Le gouvernement vénézuélien a annoncé avoir libéré 116 détenus lundi matin, alors que les familles de prisonniers politiques s’impatientent depuis la promesse de remise en liberté faite par les autorités sous la pression américaine, après la capture du président Nicolás Maduro.
L’ONG Foro Penal, qui s’occupe des détenus politiques, n’a quant à elle recensé que 24 nouvelles libérations dont deux Italiens. Depuis jeudi, les levées d’écrou ont lieu au compte-goutte, avec de nombreuses familles qui attendent la remise en liberté de leurs proches devant les prisons.
« Ces mesures ont bénéficié à des personnes privées de liberté pour des faits liés à la perturbation de l’ordre constitutionnel et à l’atteinte à la stabilité de la Nation », a indiqué le ministère du Service pénitentiaire, dans un communiqué.

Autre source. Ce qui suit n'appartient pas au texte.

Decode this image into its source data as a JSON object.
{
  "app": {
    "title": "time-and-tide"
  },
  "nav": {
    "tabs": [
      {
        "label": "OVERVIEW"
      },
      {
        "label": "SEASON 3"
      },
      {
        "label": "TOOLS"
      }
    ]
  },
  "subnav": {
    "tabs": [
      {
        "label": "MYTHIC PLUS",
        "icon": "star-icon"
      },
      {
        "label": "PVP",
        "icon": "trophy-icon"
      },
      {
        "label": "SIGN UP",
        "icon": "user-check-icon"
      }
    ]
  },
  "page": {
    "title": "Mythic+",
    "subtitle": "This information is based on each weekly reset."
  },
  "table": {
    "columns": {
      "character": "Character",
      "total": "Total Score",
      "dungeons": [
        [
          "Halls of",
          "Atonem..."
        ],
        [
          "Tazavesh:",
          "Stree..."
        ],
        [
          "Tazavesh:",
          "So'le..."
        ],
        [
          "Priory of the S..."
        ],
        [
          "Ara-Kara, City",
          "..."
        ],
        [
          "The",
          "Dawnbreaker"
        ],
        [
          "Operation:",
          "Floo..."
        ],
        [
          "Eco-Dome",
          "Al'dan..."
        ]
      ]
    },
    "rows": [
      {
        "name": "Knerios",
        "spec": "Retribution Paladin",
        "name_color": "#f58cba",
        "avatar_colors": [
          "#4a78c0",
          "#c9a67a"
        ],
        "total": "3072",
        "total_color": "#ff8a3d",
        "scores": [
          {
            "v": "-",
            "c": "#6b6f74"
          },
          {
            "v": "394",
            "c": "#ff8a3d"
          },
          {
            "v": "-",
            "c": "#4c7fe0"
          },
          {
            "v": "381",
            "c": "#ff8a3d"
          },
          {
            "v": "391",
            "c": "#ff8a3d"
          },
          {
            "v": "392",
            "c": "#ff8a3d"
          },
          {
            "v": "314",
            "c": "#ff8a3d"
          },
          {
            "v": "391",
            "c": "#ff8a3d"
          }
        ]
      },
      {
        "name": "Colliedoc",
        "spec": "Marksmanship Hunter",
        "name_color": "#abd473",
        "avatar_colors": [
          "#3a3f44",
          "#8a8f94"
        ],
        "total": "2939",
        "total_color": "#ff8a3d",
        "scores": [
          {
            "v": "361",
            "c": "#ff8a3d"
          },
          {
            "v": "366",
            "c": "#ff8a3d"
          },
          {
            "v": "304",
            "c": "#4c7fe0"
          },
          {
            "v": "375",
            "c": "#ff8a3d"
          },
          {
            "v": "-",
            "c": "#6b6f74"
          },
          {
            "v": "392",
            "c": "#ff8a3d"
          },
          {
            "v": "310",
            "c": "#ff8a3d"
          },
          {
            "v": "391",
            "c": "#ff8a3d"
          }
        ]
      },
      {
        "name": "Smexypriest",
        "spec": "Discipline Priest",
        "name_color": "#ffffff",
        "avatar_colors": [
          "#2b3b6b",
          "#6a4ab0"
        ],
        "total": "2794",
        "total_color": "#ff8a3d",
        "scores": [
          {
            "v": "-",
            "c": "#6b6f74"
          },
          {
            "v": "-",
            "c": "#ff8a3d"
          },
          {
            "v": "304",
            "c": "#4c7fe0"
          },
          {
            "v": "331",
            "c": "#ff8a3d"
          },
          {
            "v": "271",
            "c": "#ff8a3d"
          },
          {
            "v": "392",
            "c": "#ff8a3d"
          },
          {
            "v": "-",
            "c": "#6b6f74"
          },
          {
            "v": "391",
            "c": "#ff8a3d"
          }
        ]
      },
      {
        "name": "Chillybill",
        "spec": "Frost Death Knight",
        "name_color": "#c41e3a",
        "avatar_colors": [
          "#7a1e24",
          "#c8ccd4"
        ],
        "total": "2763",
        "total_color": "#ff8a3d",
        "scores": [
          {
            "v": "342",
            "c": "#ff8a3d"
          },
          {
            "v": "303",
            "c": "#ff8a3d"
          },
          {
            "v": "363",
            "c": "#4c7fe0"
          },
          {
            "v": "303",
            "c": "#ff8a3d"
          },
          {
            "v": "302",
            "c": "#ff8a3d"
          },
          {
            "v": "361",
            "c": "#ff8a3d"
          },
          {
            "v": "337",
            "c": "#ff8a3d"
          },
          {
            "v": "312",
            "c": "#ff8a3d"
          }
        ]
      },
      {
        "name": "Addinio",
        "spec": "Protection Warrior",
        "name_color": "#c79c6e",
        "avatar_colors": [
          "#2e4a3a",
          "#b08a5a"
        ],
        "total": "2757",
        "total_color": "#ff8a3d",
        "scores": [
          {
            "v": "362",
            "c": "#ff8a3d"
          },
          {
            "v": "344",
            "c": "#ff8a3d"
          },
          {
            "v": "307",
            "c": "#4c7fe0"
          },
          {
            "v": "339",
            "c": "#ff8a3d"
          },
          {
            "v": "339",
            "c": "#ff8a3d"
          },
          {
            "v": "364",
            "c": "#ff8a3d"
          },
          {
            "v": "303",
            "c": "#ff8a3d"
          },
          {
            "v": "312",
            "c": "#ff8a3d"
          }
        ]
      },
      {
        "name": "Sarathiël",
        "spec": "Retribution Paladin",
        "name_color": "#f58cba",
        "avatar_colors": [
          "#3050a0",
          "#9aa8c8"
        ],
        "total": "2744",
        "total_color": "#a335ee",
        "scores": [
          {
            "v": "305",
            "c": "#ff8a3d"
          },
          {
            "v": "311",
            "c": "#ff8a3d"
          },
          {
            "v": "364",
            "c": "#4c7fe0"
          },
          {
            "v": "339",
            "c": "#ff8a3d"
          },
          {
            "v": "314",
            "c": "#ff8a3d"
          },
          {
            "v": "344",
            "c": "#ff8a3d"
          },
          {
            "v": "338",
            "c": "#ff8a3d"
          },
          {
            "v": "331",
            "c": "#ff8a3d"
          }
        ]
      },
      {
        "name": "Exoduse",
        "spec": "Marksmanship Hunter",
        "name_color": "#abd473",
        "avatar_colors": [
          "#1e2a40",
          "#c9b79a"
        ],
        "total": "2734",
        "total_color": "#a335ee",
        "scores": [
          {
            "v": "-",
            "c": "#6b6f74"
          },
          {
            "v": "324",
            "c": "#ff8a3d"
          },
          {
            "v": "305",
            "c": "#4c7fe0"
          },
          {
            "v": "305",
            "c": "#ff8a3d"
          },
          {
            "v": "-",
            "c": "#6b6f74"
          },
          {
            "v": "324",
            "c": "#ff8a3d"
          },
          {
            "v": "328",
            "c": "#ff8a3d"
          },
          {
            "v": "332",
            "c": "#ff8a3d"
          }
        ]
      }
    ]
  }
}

Selon le texte du gouvernement vénézuélien, ces libérations « s’inscrivent dans le cadre de la révision intégrale des dossiers, initiée volontairement par le président constitutionnel Nicolás Maduro Moros. Ce processus s’est poursuivi sous la direction de la présidente par intérim Delcy Eloína Rodríguez Gómez, dans le cadre d’une politique axée sur la justice, le dialogue et la préservation de la paix ». Le gouvernement précise que les révisions de dossiers se poursuivent.
Giorgia Meloni a « accueilli avec joie et satisfaction la libération » des deux Italiens
La Première ministre italienne Giorgia Meloni a « accueilli avec joie et satisfaction la libération de nos compatriotes Alberto Trentini et Mario Burlò, qui se trouvent désormais en sécurité à l’Ambassade d’Italie à Caracas » sur X.
Elle a salué « la collaboration constructive » des autorités, « ainsi que toutes les institutions et à toutes les personnes qui, en Italie, ont travaillé avec engagement et discrétion pour atteindre ce résultat important ».
Des groupes de défense des droits humains estiment qu’il y a entre 800 et 1 200 prisonniers pour des raisons politiques au Venezuela.
La libération de prisonniers a été annoncée le 8 janvier, sous la pression du président Donald Trump, qui affirme être « aux commandes » du pays.